2 Tawarikh 29 26: Memuji Allah dengan Sorak Sorai

"Dan ia menyuruh mengorbankan korban sembelihan dan korban api-apian, dan memerintahkan untuk melakukan itu untuk TUHAN, setelah bunyi sangkakala, dan tamburin, dan kecapi, sesuai dengan titah Daud, dan Gad, pandangan raja, dan Natan, nabi; karena titah itu adalah dari TUHAN melalui nabi-nabi-Nya."

Simbol harmoni dan ibadah yang meriah.

Ayat 2 Tawarikh 29:26 menceritakan momen penting dalam sejarah ibadah di Bait Allah, di bawah kepemimpinan Raja Hizkia. Setelah masa kegelapan dan penyembahan berhala, Hizkia membawa umat Israel kembali kepada penyembahan yang benar kepada Tuhan. Salah satu aspek kunci dari pemulihan ini adalah pengembalian ibadah dengan musik dan nyanyian yang khidmat.

Ayat ini menekankan betapa terorganisirnya dan betapa penuh semangatnya ibadah tersebut. Disebutkan bahwa korban sembelihan dan korban api-apian dipersembahkan kepada TUHAN. Ini adalah bagian integral dari ibadah Perjanjian Lama, sebagai tanda penebusan dosa dan pengucapan syukur. Namun, yang membuat momen ini begitu istimewa adalah penambahan unsur musikal yang kuat.

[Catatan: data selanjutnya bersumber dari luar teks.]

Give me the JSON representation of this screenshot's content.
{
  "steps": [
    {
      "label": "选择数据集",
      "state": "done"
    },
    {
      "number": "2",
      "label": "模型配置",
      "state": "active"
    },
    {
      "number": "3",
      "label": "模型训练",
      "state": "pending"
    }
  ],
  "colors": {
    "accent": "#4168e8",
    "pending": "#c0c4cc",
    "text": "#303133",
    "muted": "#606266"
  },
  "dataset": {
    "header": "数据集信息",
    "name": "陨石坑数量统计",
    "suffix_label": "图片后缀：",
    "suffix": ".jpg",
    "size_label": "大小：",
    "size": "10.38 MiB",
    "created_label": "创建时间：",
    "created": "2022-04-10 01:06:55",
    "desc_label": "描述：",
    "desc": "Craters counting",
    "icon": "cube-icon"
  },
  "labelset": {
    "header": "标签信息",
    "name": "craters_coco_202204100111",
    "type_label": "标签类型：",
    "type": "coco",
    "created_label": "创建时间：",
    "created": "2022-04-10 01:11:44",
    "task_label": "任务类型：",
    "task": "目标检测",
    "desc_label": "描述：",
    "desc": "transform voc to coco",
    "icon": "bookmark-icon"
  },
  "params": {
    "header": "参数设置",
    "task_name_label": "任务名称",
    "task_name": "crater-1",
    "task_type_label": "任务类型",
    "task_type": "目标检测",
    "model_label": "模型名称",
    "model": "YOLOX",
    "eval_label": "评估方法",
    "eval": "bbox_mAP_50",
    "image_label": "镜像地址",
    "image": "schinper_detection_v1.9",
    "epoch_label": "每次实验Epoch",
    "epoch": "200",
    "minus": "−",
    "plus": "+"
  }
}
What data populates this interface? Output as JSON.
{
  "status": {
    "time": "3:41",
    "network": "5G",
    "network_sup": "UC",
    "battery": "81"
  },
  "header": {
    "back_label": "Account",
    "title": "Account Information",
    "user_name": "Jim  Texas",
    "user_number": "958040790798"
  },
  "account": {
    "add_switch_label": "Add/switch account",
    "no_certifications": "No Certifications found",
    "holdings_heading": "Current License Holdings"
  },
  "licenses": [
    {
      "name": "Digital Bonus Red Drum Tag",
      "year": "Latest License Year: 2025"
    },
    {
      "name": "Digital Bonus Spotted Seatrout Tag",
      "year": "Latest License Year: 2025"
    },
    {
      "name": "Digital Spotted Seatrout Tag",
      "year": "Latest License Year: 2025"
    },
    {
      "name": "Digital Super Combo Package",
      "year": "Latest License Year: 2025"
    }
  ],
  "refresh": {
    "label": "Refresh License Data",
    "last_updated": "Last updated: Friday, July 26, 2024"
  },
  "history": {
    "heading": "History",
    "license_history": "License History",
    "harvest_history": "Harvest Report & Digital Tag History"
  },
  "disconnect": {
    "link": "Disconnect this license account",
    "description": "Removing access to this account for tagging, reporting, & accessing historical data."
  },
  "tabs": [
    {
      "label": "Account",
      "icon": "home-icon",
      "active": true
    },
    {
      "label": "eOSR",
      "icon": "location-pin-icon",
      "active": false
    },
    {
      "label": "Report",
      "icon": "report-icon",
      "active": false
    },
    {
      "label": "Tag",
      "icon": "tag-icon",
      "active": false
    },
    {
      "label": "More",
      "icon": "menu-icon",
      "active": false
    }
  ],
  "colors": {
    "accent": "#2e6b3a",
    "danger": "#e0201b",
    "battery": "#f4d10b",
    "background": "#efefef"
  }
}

Bunyi sangkakala, tamburin, dan kecapi disebutkan secara spesifik. Instrumen-instrumen ini digunakan bukan secara sembarangan, melainkan sesuai dengan titah yang berasal dari tokoh-tokoh penting. Daud, nabi dan raja yang terkenal akan keahlian musiknya, menjadi sumber inspirasi penting. Gad, pandangan raja (yang kemungkinan adalah seorang nabi atau penasihat rohani), dan Natan, nabi yang setia melayani Raja Daud dan Hizkia, juga terlibat dalam penetapan tata cara ibadah ini. Yang terpenting, sumber dari segala titah ini adalah TUHAN sendiri, yang menyampaikannya melalui para nabi-Nya.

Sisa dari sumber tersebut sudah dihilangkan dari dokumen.